Scheltema follows this introduction with a very elegant explanation by economist Charles Eisenstein linking the present growth imperative to our debt-based monetary system. At present nearly all our money is created by private banks as loans. Because we currently have no other way for money to come into existence, businesses and individuals must continually seek new products and services (including their own labor) to sell to repay ever increasing public and private debt levels. This frenzied drive to produce, in turn, drives ever heavier resource extraction.
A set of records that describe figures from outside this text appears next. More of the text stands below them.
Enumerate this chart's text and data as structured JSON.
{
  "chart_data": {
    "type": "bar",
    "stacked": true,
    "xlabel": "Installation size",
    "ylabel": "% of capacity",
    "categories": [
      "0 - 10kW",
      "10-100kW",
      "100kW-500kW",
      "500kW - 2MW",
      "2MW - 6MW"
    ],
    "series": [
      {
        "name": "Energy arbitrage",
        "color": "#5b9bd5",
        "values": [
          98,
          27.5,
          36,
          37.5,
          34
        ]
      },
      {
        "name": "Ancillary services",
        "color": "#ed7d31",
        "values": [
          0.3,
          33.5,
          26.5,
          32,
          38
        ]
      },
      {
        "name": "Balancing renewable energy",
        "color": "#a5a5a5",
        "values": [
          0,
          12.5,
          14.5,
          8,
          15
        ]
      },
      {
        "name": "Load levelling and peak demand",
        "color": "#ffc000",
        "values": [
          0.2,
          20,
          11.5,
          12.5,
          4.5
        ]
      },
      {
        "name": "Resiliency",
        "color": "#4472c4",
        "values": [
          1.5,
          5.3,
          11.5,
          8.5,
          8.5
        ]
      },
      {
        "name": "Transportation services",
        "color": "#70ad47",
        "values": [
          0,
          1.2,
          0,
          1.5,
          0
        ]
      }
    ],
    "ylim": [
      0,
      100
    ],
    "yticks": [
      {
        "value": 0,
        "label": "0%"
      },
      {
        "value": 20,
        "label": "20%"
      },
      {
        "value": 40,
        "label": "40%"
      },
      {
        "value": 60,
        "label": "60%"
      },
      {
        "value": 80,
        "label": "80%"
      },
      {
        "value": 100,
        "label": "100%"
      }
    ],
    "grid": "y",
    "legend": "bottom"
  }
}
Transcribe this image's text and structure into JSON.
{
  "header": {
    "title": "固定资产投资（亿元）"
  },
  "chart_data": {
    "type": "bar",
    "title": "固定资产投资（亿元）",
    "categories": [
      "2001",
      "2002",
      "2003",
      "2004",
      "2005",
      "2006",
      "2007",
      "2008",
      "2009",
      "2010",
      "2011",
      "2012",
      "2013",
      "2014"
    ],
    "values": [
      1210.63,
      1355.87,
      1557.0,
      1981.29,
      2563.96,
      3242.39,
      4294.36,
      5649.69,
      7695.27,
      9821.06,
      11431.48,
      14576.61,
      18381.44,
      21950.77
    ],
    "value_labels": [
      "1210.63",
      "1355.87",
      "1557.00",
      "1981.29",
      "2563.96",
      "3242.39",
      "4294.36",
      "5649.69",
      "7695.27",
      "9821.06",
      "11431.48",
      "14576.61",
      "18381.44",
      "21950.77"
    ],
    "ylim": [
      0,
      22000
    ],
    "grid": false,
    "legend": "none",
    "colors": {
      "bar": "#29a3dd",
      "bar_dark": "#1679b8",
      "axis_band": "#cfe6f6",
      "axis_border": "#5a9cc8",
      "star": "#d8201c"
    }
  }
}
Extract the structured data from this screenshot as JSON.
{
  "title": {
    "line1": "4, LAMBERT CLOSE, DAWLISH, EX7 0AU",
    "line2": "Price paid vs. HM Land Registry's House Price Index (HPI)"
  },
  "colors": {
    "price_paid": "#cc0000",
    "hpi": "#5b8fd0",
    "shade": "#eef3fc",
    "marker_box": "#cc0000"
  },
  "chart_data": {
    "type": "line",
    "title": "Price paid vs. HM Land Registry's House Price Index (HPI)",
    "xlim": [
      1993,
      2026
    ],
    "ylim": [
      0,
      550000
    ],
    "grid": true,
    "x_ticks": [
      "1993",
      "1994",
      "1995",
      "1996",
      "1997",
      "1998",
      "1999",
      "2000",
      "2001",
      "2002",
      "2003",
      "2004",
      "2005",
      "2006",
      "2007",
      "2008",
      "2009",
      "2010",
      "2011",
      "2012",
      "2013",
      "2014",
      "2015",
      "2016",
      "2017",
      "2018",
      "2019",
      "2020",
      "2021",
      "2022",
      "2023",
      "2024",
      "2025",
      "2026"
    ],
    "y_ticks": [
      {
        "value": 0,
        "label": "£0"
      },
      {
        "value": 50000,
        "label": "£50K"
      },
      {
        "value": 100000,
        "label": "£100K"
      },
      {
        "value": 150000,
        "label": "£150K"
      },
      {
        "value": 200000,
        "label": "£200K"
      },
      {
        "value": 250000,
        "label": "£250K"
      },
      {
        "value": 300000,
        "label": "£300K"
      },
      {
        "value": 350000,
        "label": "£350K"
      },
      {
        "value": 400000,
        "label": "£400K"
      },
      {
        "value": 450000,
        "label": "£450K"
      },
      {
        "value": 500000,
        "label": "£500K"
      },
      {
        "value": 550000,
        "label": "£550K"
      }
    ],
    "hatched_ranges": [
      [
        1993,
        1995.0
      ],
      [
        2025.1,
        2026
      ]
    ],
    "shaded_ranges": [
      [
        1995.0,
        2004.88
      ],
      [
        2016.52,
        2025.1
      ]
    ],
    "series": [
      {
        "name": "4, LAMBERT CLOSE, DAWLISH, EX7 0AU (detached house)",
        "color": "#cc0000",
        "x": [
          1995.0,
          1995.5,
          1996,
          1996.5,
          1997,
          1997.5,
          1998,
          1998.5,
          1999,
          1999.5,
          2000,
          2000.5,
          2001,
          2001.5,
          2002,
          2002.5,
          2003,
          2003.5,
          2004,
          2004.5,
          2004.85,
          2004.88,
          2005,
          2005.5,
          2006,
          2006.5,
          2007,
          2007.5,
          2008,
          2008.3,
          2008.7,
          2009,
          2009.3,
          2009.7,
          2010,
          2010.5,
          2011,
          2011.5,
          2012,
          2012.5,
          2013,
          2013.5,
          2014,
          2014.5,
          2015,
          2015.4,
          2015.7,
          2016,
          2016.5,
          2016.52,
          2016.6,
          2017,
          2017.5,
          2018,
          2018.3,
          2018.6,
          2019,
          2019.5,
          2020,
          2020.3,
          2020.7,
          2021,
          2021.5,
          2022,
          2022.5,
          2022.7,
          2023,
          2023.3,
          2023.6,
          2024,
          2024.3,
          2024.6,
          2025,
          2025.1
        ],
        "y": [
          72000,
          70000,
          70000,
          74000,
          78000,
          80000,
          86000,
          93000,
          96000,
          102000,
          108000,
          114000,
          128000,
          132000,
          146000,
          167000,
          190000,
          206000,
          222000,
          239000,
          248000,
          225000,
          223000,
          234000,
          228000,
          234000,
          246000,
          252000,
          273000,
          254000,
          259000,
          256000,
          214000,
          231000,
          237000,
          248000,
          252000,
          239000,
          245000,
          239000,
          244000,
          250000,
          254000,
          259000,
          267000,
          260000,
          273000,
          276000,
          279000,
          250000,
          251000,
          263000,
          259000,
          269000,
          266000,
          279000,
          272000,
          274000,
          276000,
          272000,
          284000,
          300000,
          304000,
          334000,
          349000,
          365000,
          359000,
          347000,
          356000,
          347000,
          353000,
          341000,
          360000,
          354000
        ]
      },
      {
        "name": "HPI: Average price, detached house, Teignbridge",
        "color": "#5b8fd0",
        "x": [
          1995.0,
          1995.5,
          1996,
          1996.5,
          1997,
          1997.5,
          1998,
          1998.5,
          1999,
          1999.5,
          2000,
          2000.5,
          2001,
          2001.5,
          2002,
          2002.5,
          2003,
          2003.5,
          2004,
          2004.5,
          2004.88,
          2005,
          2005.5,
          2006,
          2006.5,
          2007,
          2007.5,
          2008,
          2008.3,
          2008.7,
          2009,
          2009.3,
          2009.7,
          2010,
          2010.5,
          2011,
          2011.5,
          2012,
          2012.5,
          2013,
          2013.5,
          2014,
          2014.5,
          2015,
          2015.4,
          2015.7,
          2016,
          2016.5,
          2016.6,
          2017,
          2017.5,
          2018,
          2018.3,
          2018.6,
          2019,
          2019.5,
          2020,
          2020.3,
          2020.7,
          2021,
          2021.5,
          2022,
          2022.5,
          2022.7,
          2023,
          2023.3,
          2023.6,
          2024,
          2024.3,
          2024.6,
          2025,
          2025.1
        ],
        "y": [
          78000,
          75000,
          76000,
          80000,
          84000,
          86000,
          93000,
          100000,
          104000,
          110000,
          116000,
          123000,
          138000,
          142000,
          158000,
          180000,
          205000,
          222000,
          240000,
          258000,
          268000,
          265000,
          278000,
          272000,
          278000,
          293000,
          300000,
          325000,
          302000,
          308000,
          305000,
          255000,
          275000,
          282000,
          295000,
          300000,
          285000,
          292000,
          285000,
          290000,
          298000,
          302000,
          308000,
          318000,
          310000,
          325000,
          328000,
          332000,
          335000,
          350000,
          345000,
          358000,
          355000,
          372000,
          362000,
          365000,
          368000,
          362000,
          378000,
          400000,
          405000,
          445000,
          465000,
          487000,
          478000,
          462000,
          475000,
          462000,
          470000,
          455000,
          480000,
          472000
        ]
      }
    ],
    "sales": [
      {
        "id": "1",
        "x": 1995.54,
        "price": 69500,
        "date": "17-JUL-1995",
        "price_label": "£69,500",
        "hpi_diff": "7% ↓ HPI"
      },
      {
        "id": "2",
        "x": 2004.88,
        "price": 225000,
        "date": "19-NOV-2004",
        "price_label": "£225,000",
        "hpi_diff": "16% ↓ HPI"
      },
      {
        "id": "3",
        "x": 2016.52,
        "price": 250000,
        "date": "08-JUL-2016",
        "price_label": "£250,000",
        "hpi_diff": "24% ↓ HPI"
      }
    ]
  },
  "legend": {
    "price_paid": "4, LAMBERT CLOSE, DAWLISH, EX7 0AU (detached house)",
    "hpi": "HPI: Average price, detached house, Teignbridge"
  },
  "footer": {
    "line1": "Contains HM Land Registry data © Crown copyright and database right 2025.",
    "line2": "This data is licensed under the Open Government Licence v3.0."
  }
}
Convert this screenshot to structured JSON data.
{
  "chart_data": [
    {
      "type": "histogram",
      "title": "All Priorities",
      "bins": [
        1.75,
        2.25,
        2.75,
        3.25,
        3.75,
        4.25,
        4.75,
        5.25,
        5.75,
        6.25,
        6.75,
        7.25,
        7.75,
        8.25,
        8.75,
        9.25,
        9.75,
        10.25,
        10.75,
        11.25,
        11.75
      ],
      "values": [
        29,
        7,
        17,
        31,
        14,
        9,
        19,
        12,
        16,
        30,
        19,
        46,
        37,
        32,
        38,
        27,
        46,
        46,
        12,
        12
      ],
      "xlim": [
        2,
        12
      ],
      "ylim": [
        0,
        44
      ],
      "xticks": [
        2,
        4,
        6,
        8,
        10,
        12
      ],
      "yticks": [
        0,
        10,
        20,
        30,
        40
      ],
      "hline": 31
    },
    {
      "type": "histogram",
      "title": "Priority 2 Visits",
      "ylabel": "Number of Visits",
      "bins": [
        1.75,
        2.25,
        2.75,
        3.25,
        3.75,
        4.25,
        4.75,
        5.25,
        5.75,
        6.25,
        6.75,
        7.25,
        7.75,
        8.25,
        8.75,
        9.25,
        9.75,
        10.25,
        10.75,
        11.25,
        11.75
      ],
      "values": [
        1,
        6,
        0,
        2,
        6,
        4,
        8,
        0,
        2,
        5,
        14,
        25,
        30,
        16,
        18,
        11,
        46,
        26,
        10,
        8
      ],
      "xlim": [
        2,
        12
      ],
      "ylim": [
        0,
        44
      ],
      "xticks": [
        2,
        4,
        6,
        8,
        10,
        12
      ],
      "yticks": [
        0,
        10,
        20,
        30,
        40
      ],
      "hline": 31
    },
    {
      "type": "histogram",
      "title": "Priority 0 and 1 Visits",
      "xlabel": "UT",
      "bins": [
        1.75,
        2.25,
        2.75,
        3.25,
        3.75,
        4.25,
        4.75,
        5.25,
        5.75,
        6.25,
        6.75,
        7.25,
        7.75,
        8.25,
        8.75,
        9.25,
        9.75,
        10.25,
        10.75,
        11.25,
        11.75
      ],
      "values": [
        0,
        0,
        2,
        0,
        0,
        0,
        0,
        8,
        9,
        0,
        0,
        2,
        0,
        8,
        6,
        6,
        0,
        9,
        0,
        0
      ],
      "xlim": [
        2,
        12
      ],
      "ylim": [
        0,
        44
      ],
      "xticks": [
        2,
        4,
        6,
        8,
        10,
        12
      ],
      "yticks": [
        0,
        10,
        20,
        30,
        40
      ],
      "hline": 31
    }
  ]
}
The solution? Scheltema uses the bulk of the film to highlight the efforts of high profile sustainability champions:
- Vandana Shiva – fighting to restore lower cost, less polluting natural organic farming through the Navdanya Institute she founded in India)
- Beth Terry – founder of My Plastic Free Life)
- Reverend Billy – founder of the Church of Stop Shopping
- The “Lord of the Flies” – one of numerous scientists pioneering the use of fly larvae for organic waste treatment
- African activists fighting to reverse desertification in the sub-Sahara through tree planting
- Michael Baumgart, co-founder of the Cradle to Cradle upcycling movement
- Kate Raeworth -British economist campaigning for a new distributive and regenerative economy *
- Lester Brown – US environmental analyst who calls for 80% reduction in CO2 by 2030
- Bernard Lietaer – Complementary (local) currency champion
*Raeworth refers to her new economic model as the Donut Economy. See Kate Raworth: A New Economic Model Based on Planetary Boundaries Rather than Continual Growth
Public library members can view the film free at Kanopy. Type Kanopy and the name of your library into your search engine.